Seriously, since we never make measurements of anything at an exact point, I don't see the problem. "Smeared fields" seems like a better description of what we actually measure anyway.

 

[DarMM]

Well, since you and I are not point particles, I don't see the problem.

Seriously, since we never make measurements of anything at an exact point, I don't see the problem. "Smeared fields" seems like a better description of what we actually measure anyway.
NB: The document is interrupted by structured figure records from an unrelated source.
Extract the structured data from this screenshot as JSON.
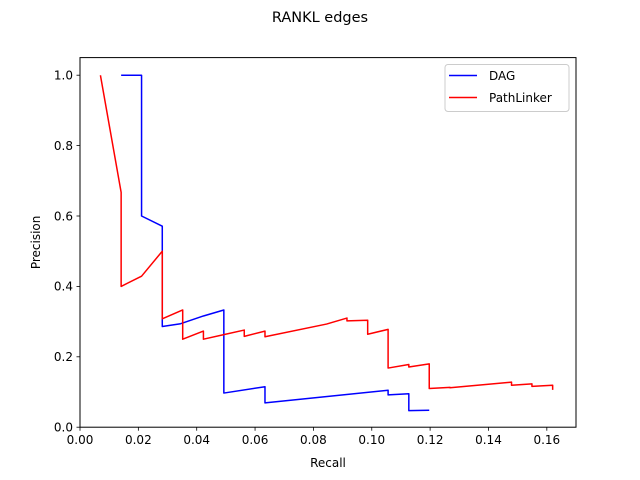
{
  "chart_data": {
    "type": "line",
    "title": "RANKL edges",
    "xlabel": "Recall",
    "ylabel": "Precision",
    "xlim": [
      0.0,
      0.17
    ],
    "ylim": [
      0.0,
      1.05
    ],
    "xticks": [
      "0.00",
      "0.02",
      "0.04",
      "0.06",
      "0.08",
      "0.10",
      "0.12",
      "0.14",
      "0.16"
    ],
    "yticks": [
      "0.0",
      "0.2",
      "0.4",
      "0.6",
      "0.8",
      "1.0"
    ],
    "grid": false,
    "legend_position": "top-right",
    "series": [
      {
        "name": "DAG",
        "color": "#0000ff",
        "x": [
          0.0141,
          0.0211,
          0.0211,
          0.0282,
          0.0282,
          0.0345,
          0.0423,
          0.0493,
          0.0493,
          0.0634,
          0.0634,
          0.1056,
          0.1056,
          0.1127,
          0.1127,
          0.1197
        ],
        "y": [
          1.0,
          1.0,
          0.6,
          0.571,
          0.286,
          0.294,
          0.316,
          0.333,
          0.097,
          0.115,
          0.069,
          0.105,
          0.092,
          0.095,
          0.047,
          0.048
        ]
      },
      {
        "name": "PathLinker",
        "color": "#ff0000",
        "x": [
          0.007,
          0.0141,
          0.0141,
          0.0211,
          0.0282,
          0.0282,
          0.0352,
          0.0352,
          0.0423,
          0.0423,
          0.0493,
          0.0563,
          0.0563,
          0.0634,
          0.0634,
          0.0845,
          0.0915,
          0.0915,
          0.0986,
          0.0986,
          0.1056,
          0.1056,
          0.1127,
          0.1127,
          0.1197,
          0.1197,
          0.1268,
          0.1268,
          0.1479,
          0.1479,
          0.1549,
          0.1549,
          0.162,
          0.162
        ],
        "y": [
          1.0,
          0.667,
          0.4,
          0.429,
          0.5,
          0.308,
          0.333,
          0.25,
          0.273,
          0.25,
          0.263,
          0.276,
          0.258,
          0.273,
          0.257,
          0.293,
          0.31,
          0.302,
          0.304,
          0.264,
          0.278,
          0.168,
          0.178,
          0.171,
          0.18,
          0.11,
          0.113,
          0.112,
          0.128,
          0.119,
          0.123,
          0.116,
          0.119,
          0.106
        ]
      }
    ]
  }
}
Yeah I agree. This would tend to suggest that the fundamental object is really the local observable algebra and that any choice of fields is a particular basis/decomposition of it. That genuinely is invariant and carries the representations of symmetries we expect and is detached from the observer dependent notion of a Hilbert space.
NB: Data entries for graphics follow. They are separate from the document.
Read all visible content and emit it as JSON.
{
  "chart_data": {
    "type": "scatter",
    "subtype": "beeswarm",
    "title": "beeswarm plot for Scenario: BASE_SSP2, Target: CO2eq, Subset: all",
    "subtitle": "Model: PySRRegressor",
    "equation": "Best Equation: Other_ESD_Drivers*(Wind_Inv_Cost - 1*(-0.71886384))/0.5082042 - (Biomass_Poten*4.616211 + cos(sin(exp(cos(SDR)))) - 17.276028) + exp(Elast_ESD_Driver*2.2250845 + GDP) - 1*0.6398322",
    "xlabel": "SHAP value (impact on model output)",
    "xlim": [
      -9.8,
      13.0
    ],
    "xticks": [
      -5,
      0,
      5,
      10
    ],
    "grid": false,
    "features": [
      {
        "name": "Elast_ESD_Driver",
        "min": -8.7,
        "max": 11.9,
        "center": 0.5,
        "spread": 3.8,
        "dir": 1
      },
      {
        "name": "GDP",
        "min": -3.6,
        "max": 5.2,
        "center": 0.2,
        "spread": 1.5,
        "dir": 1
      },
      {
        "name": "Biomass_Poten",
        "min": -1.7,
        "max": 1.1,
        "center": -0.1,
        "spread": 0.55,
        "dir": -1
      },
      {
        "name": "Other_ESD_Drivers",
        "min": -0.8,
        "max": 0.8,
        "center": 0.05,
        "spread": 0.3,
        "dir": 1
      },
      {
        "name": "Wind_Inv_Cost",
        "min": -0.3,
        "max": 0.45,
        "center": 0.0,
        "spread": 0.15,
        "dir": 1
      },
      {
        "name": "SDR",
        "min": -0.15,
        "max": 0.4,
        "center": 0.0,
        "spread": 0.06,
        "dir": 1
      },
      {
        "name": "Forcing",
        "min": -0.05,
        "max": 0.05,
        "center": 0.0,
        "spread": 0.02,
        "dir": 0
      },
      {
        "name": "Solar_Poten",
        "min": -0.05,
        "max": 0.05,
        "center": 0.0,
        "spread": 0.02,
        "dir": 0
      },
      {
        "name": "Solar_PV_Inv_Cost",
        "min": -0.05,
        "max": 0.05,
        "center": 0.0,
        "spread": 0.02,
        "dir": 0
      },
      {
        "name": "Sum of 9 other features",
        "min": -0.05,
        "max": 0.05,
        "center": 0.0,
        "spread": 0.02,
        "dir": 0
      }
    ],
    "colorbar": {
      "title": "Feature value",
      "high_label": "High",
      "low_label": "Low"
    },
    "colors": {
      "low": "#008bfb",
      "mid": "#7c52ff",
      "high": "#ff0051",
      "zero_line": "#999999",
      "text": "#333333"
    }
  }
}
Of course one could ask is this really what I'm made of, or if it simply defines a set of admissible and complementary classical descriptions of what I'm made of (i.e. the old Copenhagen "QM doesn't tell you anything about reality" that you also see in the Consistent histories view). However that's going into interpretations so I won't bother.
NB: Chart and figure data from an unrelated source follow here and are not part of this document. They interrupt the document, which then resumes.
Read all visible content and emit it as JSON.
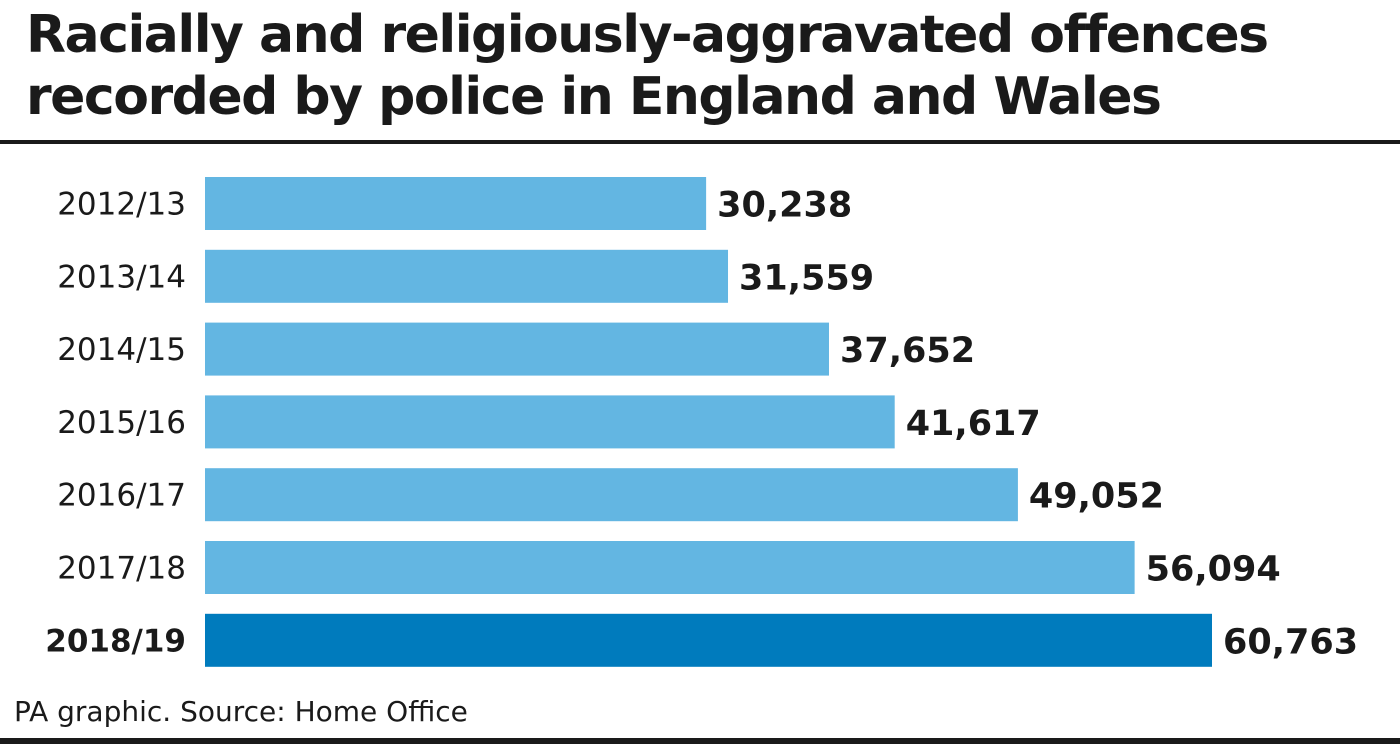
{
  "title": "Racially and religiously-aggravated offences recorded by police in England and Wales",
  "source": "PA graphic. Source: Home Office",
  "colors": {
    "bar": "#63b6e2",
    "highlight_bar": "#007bbd",
    "text": "#1a1a1a"
  },
  "chart_data": {
    "type": "bar",
    "orientation": "horizontal",
    "categories": [
      "2012/13",
      "2013/14",
      "2014/15",
      "2015/16",
      "2016/17",
      "2017/18",
      "2018/19"
    ],
    "values": [
      30238,
      31559,
      37652,
      41617,
      49052,
      56094,
      60763
    ],
    "value_labels": [
      "30,238",
      "31,559",
      "37,652",
      "41,617",
      "49,052",
      "56,094",
      "60,763"
    ],
    "highlight": "2018/19",
    "xlim": [
      0,
      60763
    ],
    "grid": false,
    "legend": "none"
  }
}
Regardless the fundamental thing is the sheaf of local observables.

 

[PeterDonis]

This would tend to suggest that the fundamental object is really the local observable algebra and that any choice of fields is a particular basis/decomposition of it.

I would agree.

 

[A. Neumaier]

And what's that if not particles?

We are made of matter described by states of a quantum field theory. Just as in classical mechanics we were supposed to be made of particles described by phase space coordinates.

 

[Peter Morgan]

And what would you think of the fact that fields don't have well defined values at a point, i.e. $\phi(x)$ is undefined? That the fundamental things are the smeared fields, $\int_{\mathcal{M}}{\phi(x)f(x)d^{4}x}$?

Those $\phi$'s really need an indication that they're operators, indexed by a set of test functions, $\hat\phi_f$, which, taken independently of any other observables we can take to represent a random variable, with the vacuum state providing a probability density. We can't measure $\hat\phi_f$ at a point, for $f$ a delta function, insofar as the variance is infinite (or, better, undefined, as you say) even for the free field, but, thinking very loosely, for any finite region an infinite sum of infinite variance random fields can perfectly well be finite and finite variance.
I find it helpful to use signal analysis language, with the test functions performing a function very close to that performed by "window functions" (signal analysis), Chris Fewster calls them "sampling functions" (and perhaps others do, but I haven't seen it from others). In signal analysis terms, we can think of $\hat\phi_g|0\rangle$ as a multiplicative modulation of the vacuum state, so that when a test function is used in this way it's appropriate to call a test function a "modulation function" (so signal analysis again).
In signal analysis terms, there's no a priori reason to think that the (pre-)inner product $\langle 0|\hat\phi_f^\dagger\hat\phi_g|0\rangle$ has to be a linear functional of $f$ and $g$ at all length scales and at all amplitudes, provided it's complex-linear in $\langle 0|\hat\phi_f^\dagger$ and $\hat\phi_g|0\rangle$, indeed our usual experience of nonlinearity in signal analysis suggests that we should expect it not to be, and yet the Wightman axioms insists it must be (for no physically justified principle), and the Haag-Kastler axioms, to approximately the same effect, insist on Additivity. Loosening this axiom results in a plethora of (what I find) interesting nonlinear models, as a result of which we can naturally construct multi-point operators (by polarization) that can be used to represent bound states (the account I've given here is obviously much too fast: a development that is as good as I could manage a few years ago can be found in arXiv:1507.08299, still very early days yet). FWIW, I see a connection between this account and the discussion in this thread of bound systems, with apparently no resolution, whereas for me this kind of approach offers at the least some possibilities — which, moreover, are moderately principled and empirically grounded in signal analysis concerns.